Frequently Asked Questions (FAQ)
We hope this Dry Ice FAQ answers your questions.
What is dry ice?
Dry ice is solid carbon dioxide (CO2).
How is dry ice different from regular ice?
Dry ice is made from carbon dioxide (CO2). Water ice is H2O in its solid-state. Whereas water ice transitions from solid (ice) into liquid (water) when warmed, dry ice instead sublimates (at −78.5 °C; −109.3 °F) from a solid straight into a gas. This is the “fog” effect you may have seen created by dry ice.
How is dry ice made?
Dry ice is made by pressurizing and cooling carbon dioxide gas (CO2) into a liquid. The liquid is then injected into a pellet form (using a pelletizer) or block form (using a block press). Read more and see a few pictures at Continental Carbonic.
When was dry ice invented?
Adrien-Jean-Pierre Thilorier first claimed to have produced dry ice in 1835.
What is dry ice used for?
We built a comprehensive page of dry ice uses to answer this question.
Who sells dry ice?
All of these retailers sell dry ice. I encourage you to support your locally owned businesses that carry dry ice.
Is dry ice safe to touch?
NO! Dry ice can “burn” your skin. Proper care should be taken to only handle dry ice while wearing suitable gloves. Additionally, you should wear long sleeves and pants with closed-toe shoes.

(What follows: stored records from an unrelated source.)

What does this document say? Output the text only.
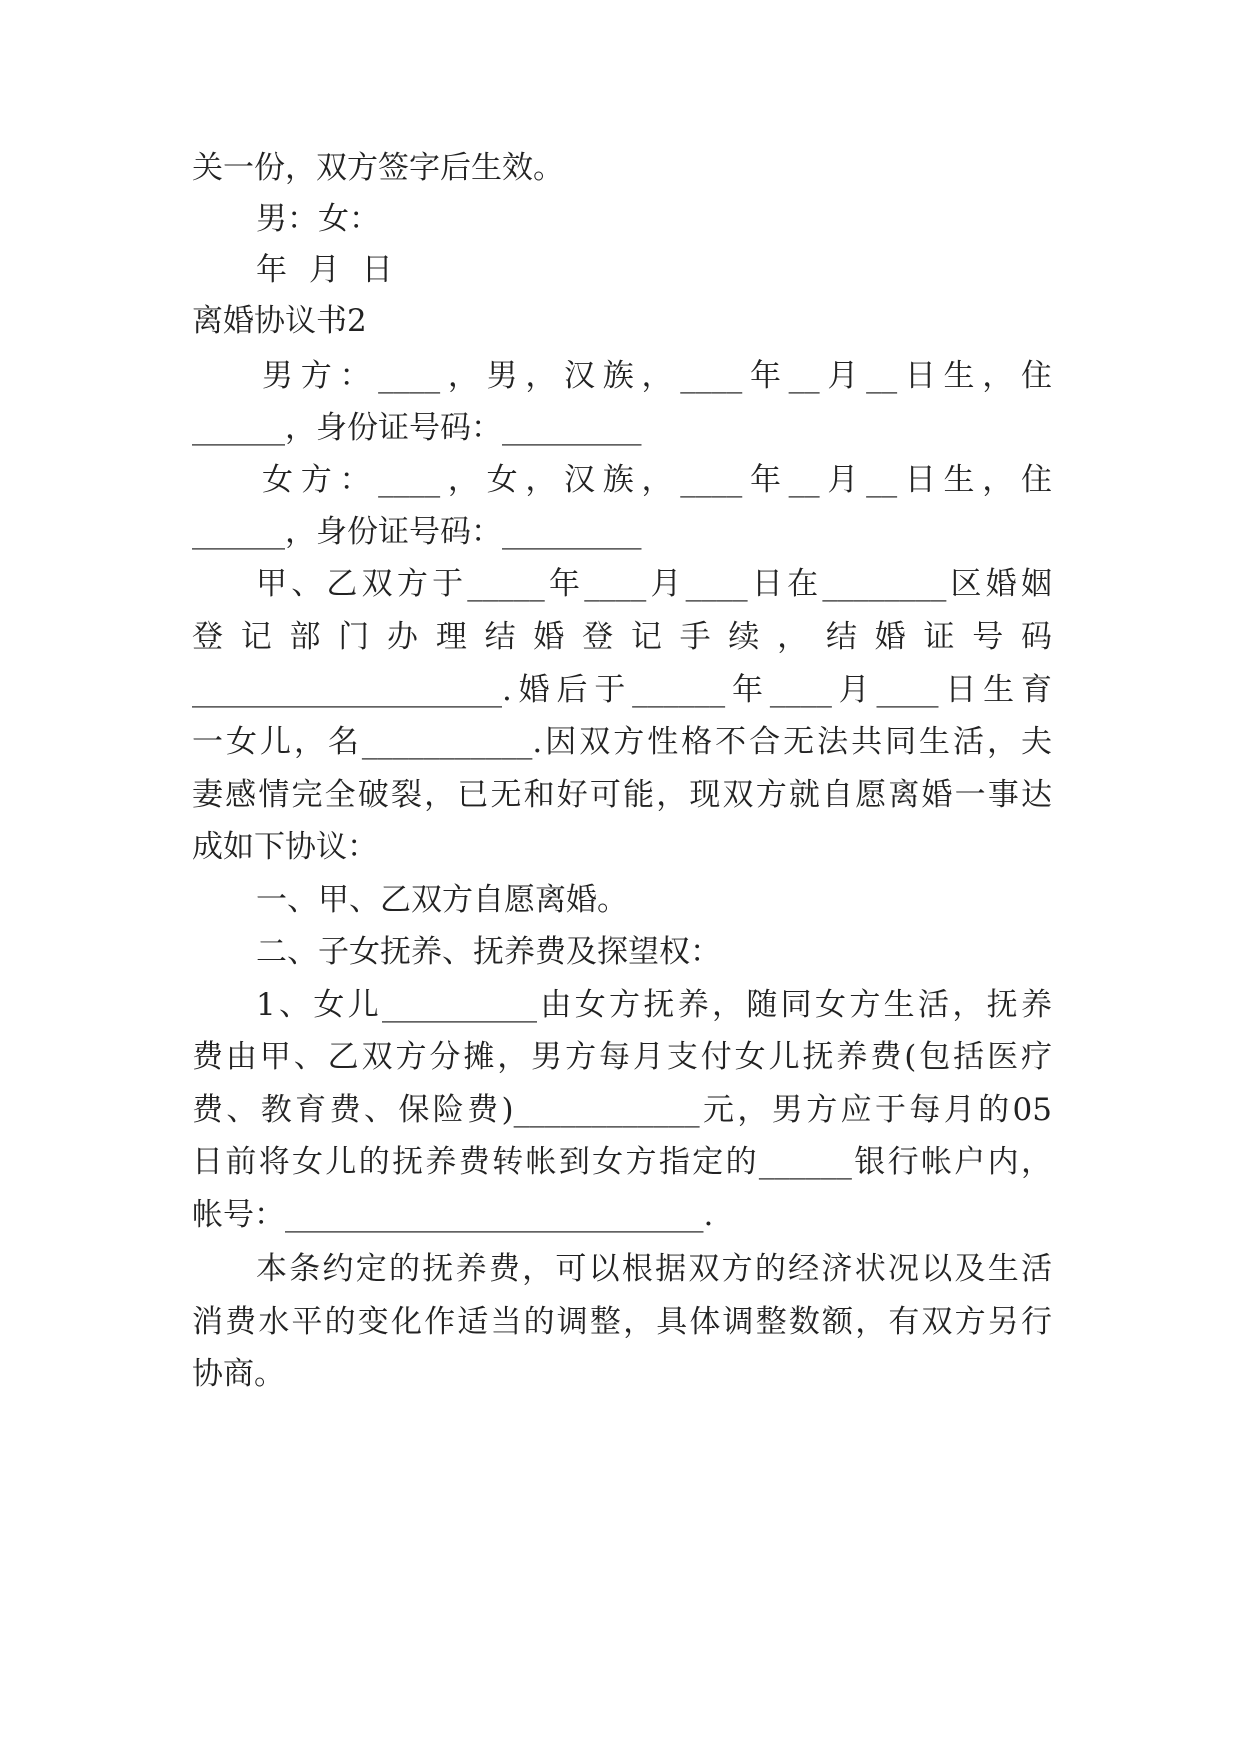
关一份，双方签字后生效。

男：女：

年 月 日

离婚协议书2

男方：____，男，汉族，____年__月__日生，住

______，身份证号码：_________

女方：____，女，汉族，____年__月__日生，住

______，身份证号码：_________

甲、乙双方于_____年____月____日在________区婚姻

登记部门办理结婚登记手续，结婚证号码

____________________.婚后于______年____月____日生育

一女儿，名___________.因双方性格不合无法共同生活，夫

妻感情完全破裂，已无和好可能，现双方就自愿离婚一事达

成如下协议：

一、甲、乙双方自愿离婚。

二、子女抚养、抚养费及探望权：

1、女儿__________由女方抚养，随同女方生活，抚养

费由甲、乙双方分摊，男方每月支付女儿抚养费(包括医疗

费、教育费、保险费)____________元，男方应于每月的05

日前将女儿的抚养费转帐到女方指定的______银行帐户内，

帐号：___________________________.

本条约定的抚养费，可以根据双方的经济状况以及生活

消费水平的变化作适当的调整，具体调整数额，有双方另行

协商。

Is dry ice safe to eat or drink?
Definitely NOT! Ingesting dry ice can “burn” your insides just as severely as it can burn your skin if you touch it. This applies to animals as well as humans.
Can I make dry ice?
Yes, but you probably shouldn’t unless you’re a trained professional with the proper equipment.
Can dry ice melt?
No. At atmospheric pressure, dry ice changes from a solid to a gas. This process is called sublimation.